As for the game, catcher Tim Federowicz said the only thing the team can do is forget it ever happened.
“We have to turn the page,” he said. “I guarantee you it won’t happen tomorrow. The ball just found the grass for them.”
Well, the grass and the other side of the wall with Pence hitting a fifth-inning grand slam off reliever Stephen Fife and Belt adding a three-run home run off Onelki Garcia two innings later. But the game was over long before that with Dodger starter Ricky Nolasco retiring just four of the 15 batters he faced, equaling the shortest start of his career.
By the time he left with one out in the second, the Giants led 7-1 – and it just got worse from there.
“It was just a sloppy game all the way around,” said Nolasco, who hadn’t lost in two months and 10 starts. “Things like this are going to happen. It just wasn’t my day. It wasn’t the team’s day from the start.”

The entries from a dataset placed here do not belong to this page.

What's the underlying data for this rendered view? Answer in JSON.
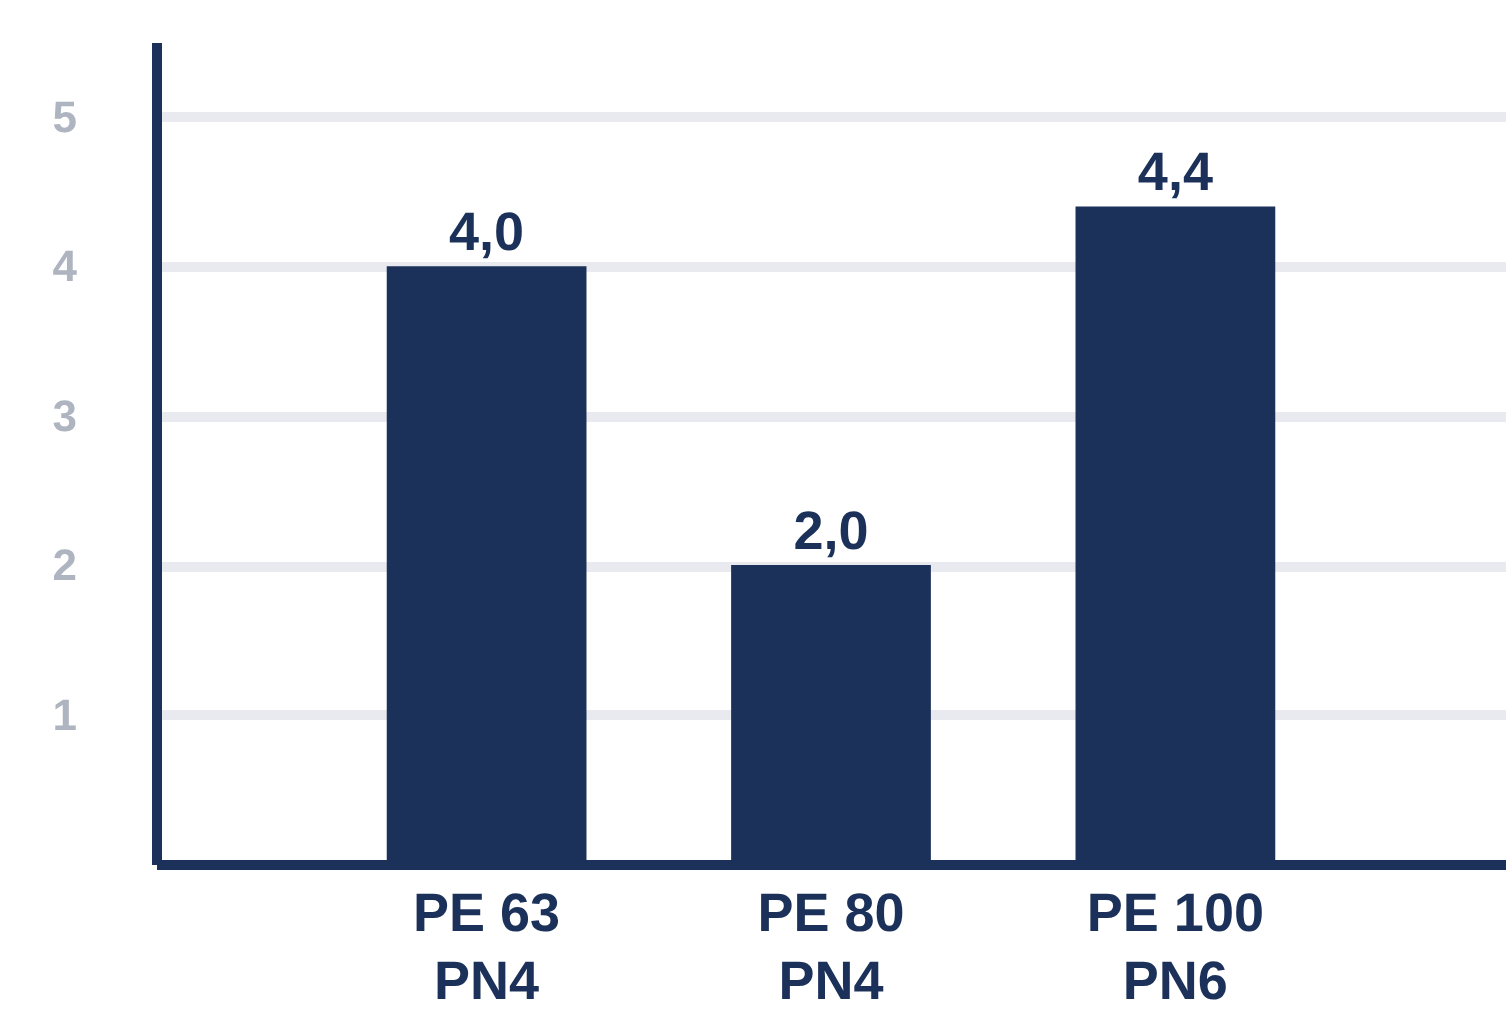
{
  "chart_data": {
    "type": "bar",
    "categories": [
      "PE 63\nPN4",
      "PE 80\nPN4",
      "PE 100\nPN6"
    ],
    "values": [
      4.0,
      2.0,
      4.4
    ],
    "value_labels": [
      "4,0",
      "2,0",
      "4,4"
    ],
    "color": "#1b3159",
    "ylim": [
      0,
      5.5
    ],
    "yticks": [
      1,
      2,
      3,
      4,
      5
    ],
    "grid": "y"
  }
}
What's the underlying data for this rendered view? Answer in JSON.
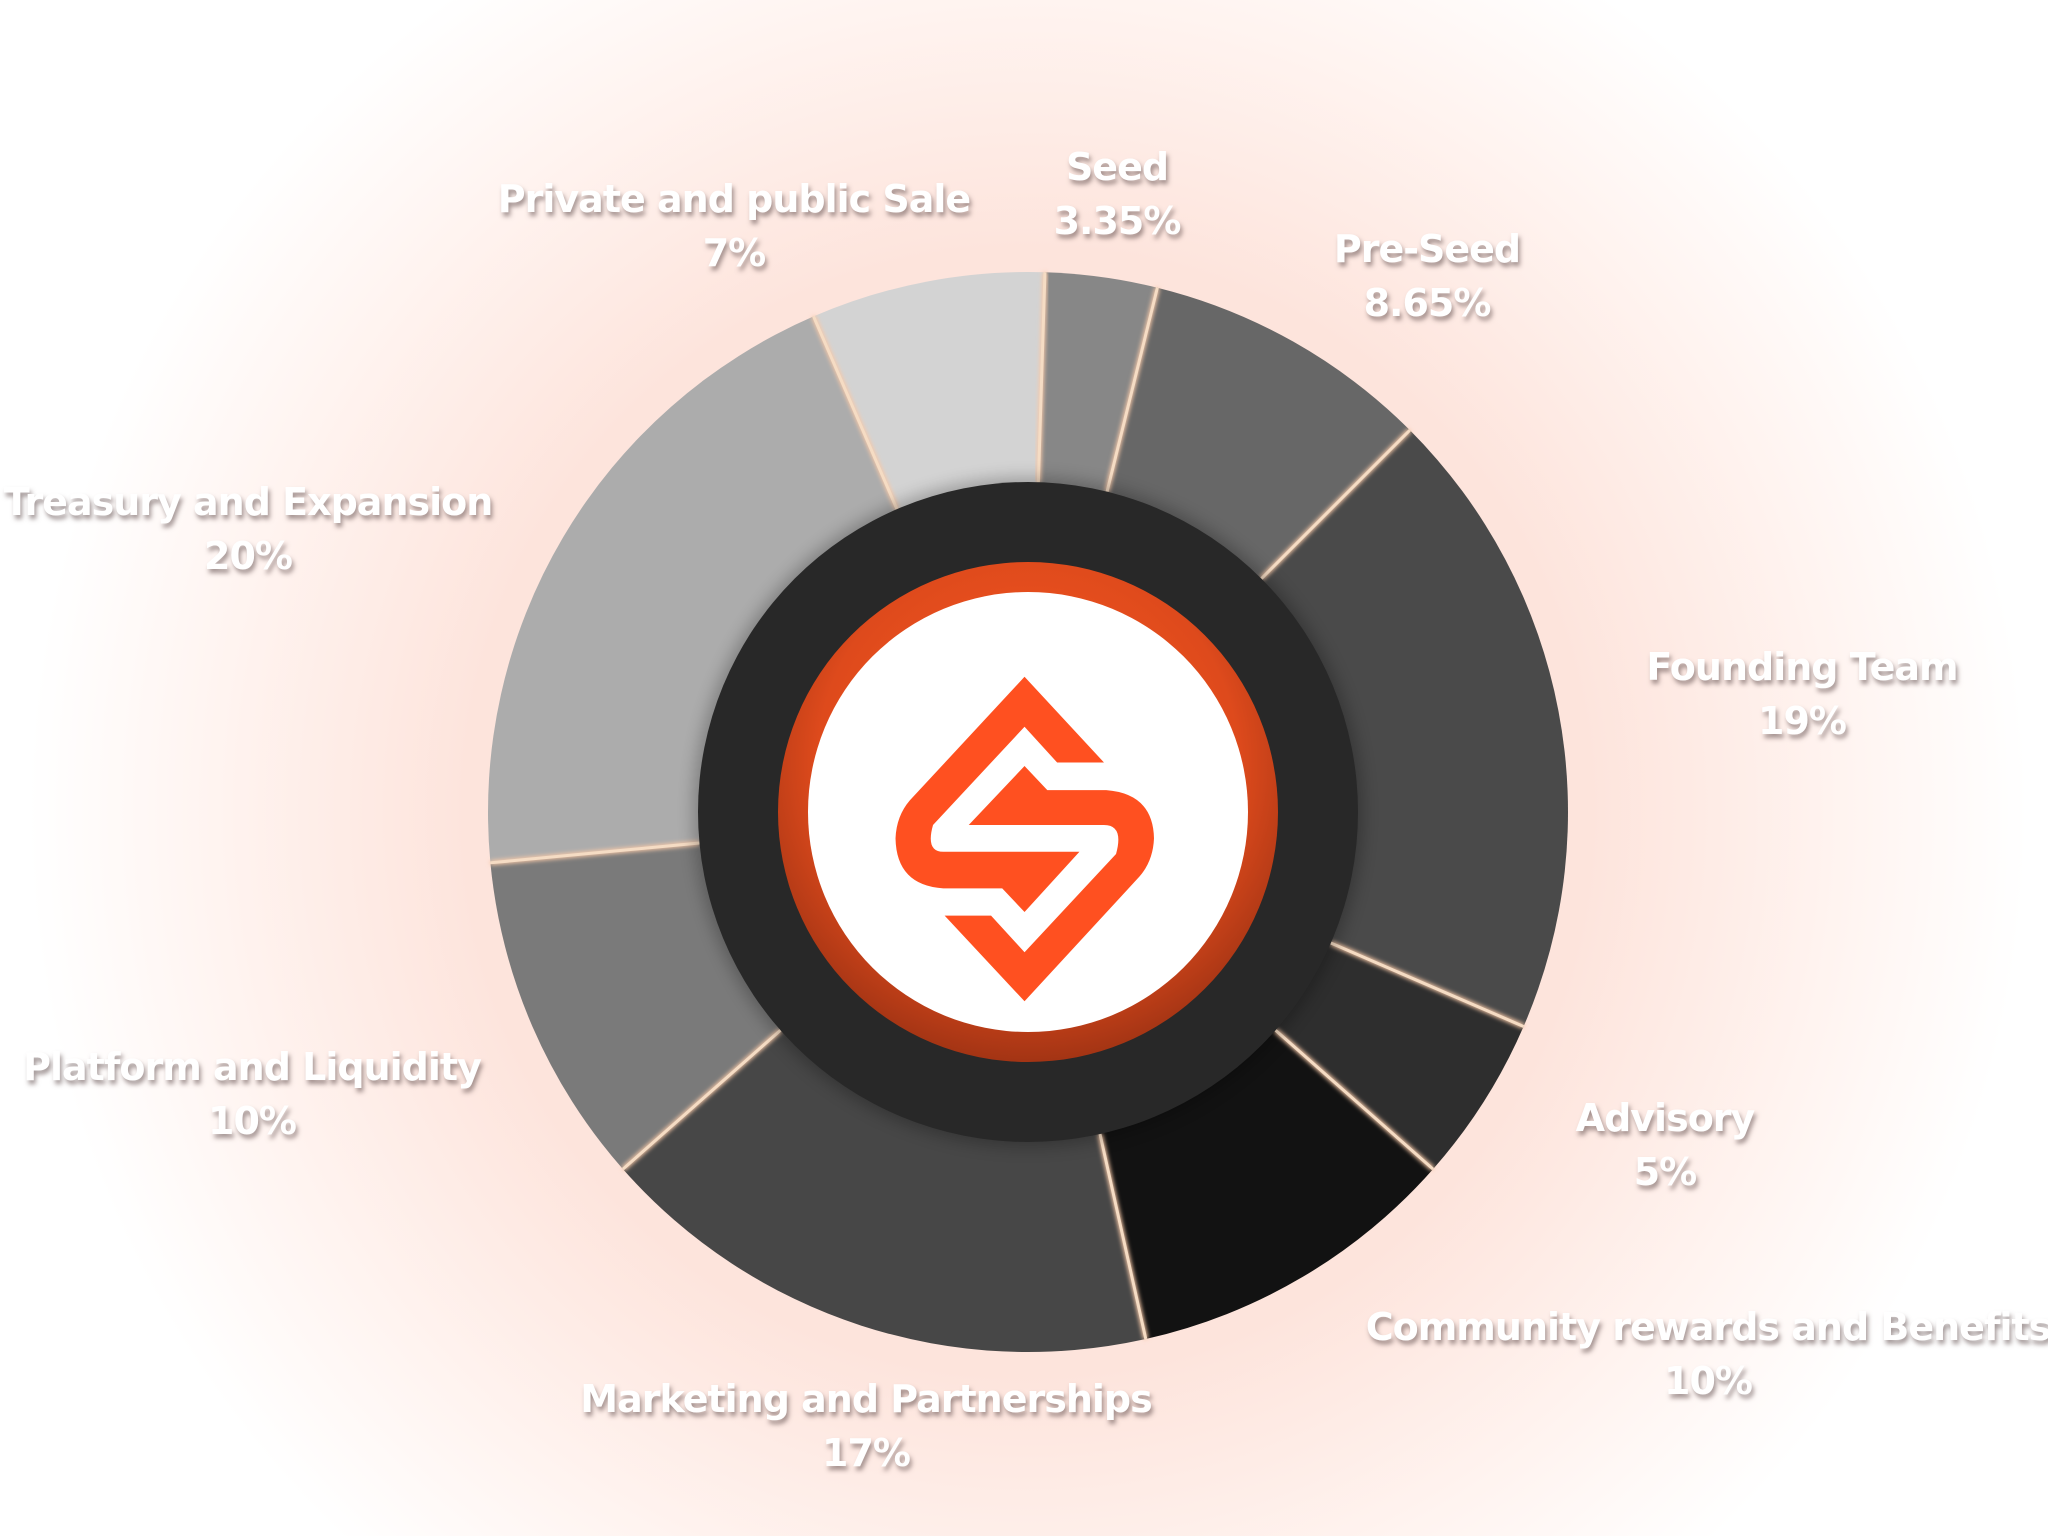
{
  "chart_data": {
    "type": "pie",
    "variant": "donut",
    "start_angle_deg": 1.8,
    "direction": "clockwise",
    "separator_color": "#f5dcc4",
    "slices": [
      {
        "label": "Seed",
        "value": 3.35,
        "value_label": "3.35%",
        "color": "#878787"
      },
      {
        "label": "Pre-Seed",
        "value": 8.65,
        "value_label": "8.65%",
        "color": "#676767"
      },
      {
        "label": "Founding Team",
        "value": 19,
        "value_label": "19%",
        "color": "#4a4a4a"
      },
      {
        "label": "Advisory",
        "value": 5,
        "value_label": "5%",
        "color": "#2e2e2e"
      },
      {
        "label": "Community rewards and Benefits",
        "value": 10,
        "value_label": "10%",
        "color": "#121212"
      },
      {
        "label": "Marketing and Partnerships",
        "value": 17,
        "value_label": "17%",
        "color": "#474747"
      },
      {
        "label": "Platform and Liquidity",
        "value": 10,
        "value_label": "10%",
        "color": "#7a7a7a"
      },
      {
        "label": "Treasury and Expansion",
        "value": 20,
        "value_label": "20%",
        "color": "#acacac"
      },
      {
        "label": "Private and public Sale",
        "value": 7,
        "value_label": "7%",
        "color": "#d3d3d3"
      }
    ]
  },
  "center_logo": {
    "icon": "s-diamond-logo-icon",
    "accent": "#ff5020",
    "ring_color": "#e04a1c",
    "hub_color": "#282828"
  }
}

But it was the Giants’ game, with the 19 runs marking the most they’ve scored in a game in 23 years -- and the most they’ve scored against the Dodgers since 1962. Six Giants scored at least twice while five players had two or more hits. Starting pitcher Tim Lincecum (10-13) had two of each while holding the Dodgers to three runs and five hits in six innings, striking out six.
“This is one of those games,” Mattingly said with a sigh. “It’s probably a lot easier to wipe one of these off than it is to blow a two-run lead in the ninth. We didn’t really have a chance to win this game.”